Tobin argues that because everything went so well, clubs across the Premier League know that they must be equally well-prepared if a similar incident happens at their stadium or their training ground.
Clubs, he said, now have extremely thorough emergency plans to include everything from how to ensure that ambulances can get out of a stadium to who knows where the key is for the gate to allow an ambulance to access a training ground.
"All these little bits and pieces are all in place and I'm not entirely sure they were in place before," Tobin said. "It set the bar so high in terms of what is possible that anything less than that would be considered a failure."
Of course, the vast majority of athletes with undiagnosed heart conditions will not have the good fortune of being treated by Premier League doctors who routinely practice treating cardiac arrests.
"Most people aren't so successful," Millar said. "The Football Association has a plan for what to do if this should happen. But if there's no bystander CPR or there's no early defibrillation, then the outcomes are much, much worse."
Tobin and Muamba still get coffee together, every once in awhile. The now-retired player has called Tobin, Deaner and two others his "guardian angels" for saving his life.
Muamba has a pacemaker and sometimes has short-term memory problems, "but there's no way anybody would notice unless you knew Fab incredibly well," said Tobin, who is now the club doctor for Fleetwood Town. "You wouldn't, in normal conversation, notice that he is any different from the Fab beforehand." Muamba did not respond to multiple interview requests for this story.
Ever the jokester, when he and Tobin meet up, Muamba likes to blame the doctor for any issues that have sprung up.
"He just gives me a hard time about everything, like how his memory issues are my fault because I didn't do my compressions well enough," Tobin said.
Tobin knows it's all in jest.
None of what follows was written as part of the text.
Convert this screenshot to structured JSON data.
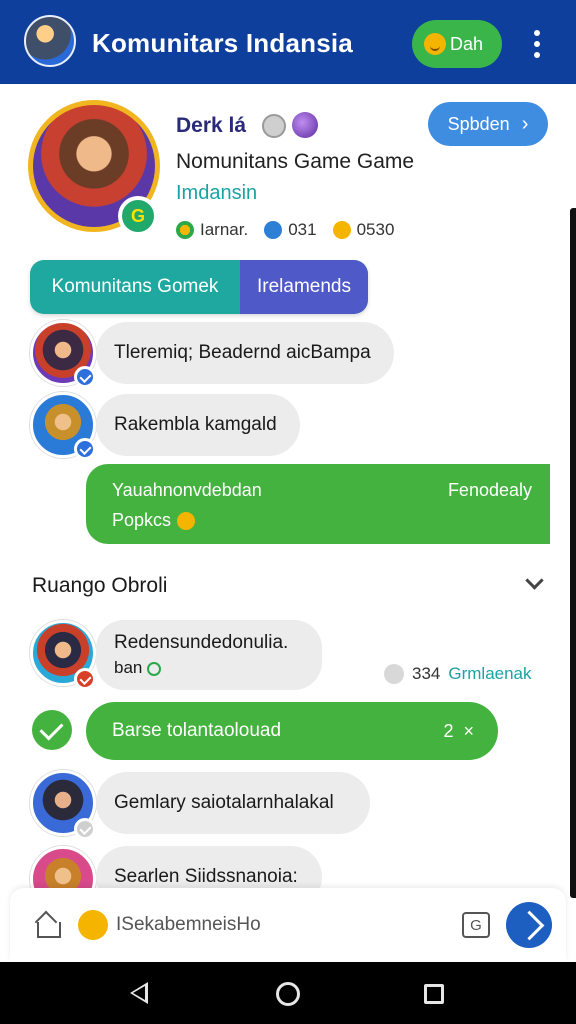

He's just happy to see his friend alive and in such good health. Muamba graduated from Staffordshire University with a degree in sports journalism in 2015.
Tobin also realizes that he will probably never be in a situation that can top what he experienced five years ago.
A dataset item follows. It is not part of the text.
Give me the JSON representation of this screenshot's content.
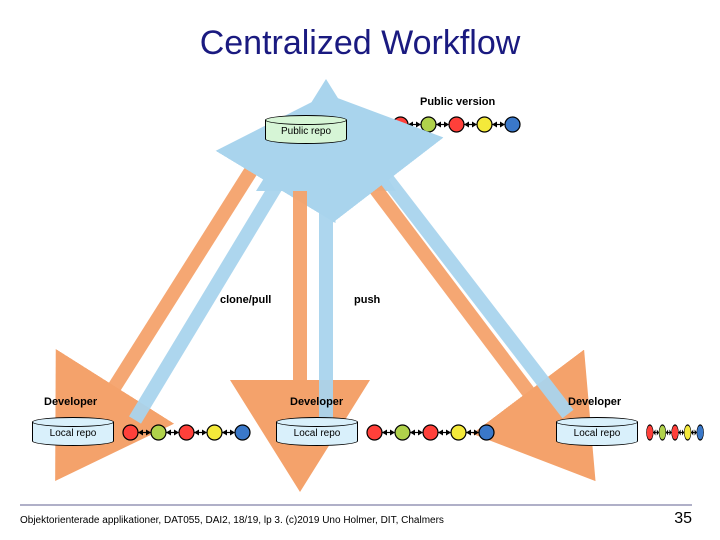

"Having achieved that and been part of that, you never really feel driven in football to do much more than that, to be honest," Tobin said. "I got a letter from a cardiology professor who specializes in cardiac arrest resuscitation and he wrote to say that in all his career he's never heard, let alone seen anyone with a down time that long come back—not even close. That's the thing that often gets me: the coincidence between probably the most public cardiac arrest in sporting history and also the one with the most fairytale outcome. The coincidence of that is too much for anyone to believe."
About six months after collapsing, Muamba returned to White Hart Lane during halftime of a Europa League match. The crowd gave him a roaring ovation, including Alan O'Brien, the fan who had brought his two boys to that March match against Bolton. Only the elder son had accompanied his father this time, but the game served as "closure," O'Brien said, for the two of them. They had seen him fall and were now witnessing his return.
With the crowd continuing to cheer his name, Muamba tearfully walked out to the part of the field where his heart had stopped. The crowd directed him as he made his way.
"He would point and the crowd would say, 'More this way, more this way,'" O'Brien recalled.
Muamba didn't remember precisely where he fell. But Spurs fans will never forget.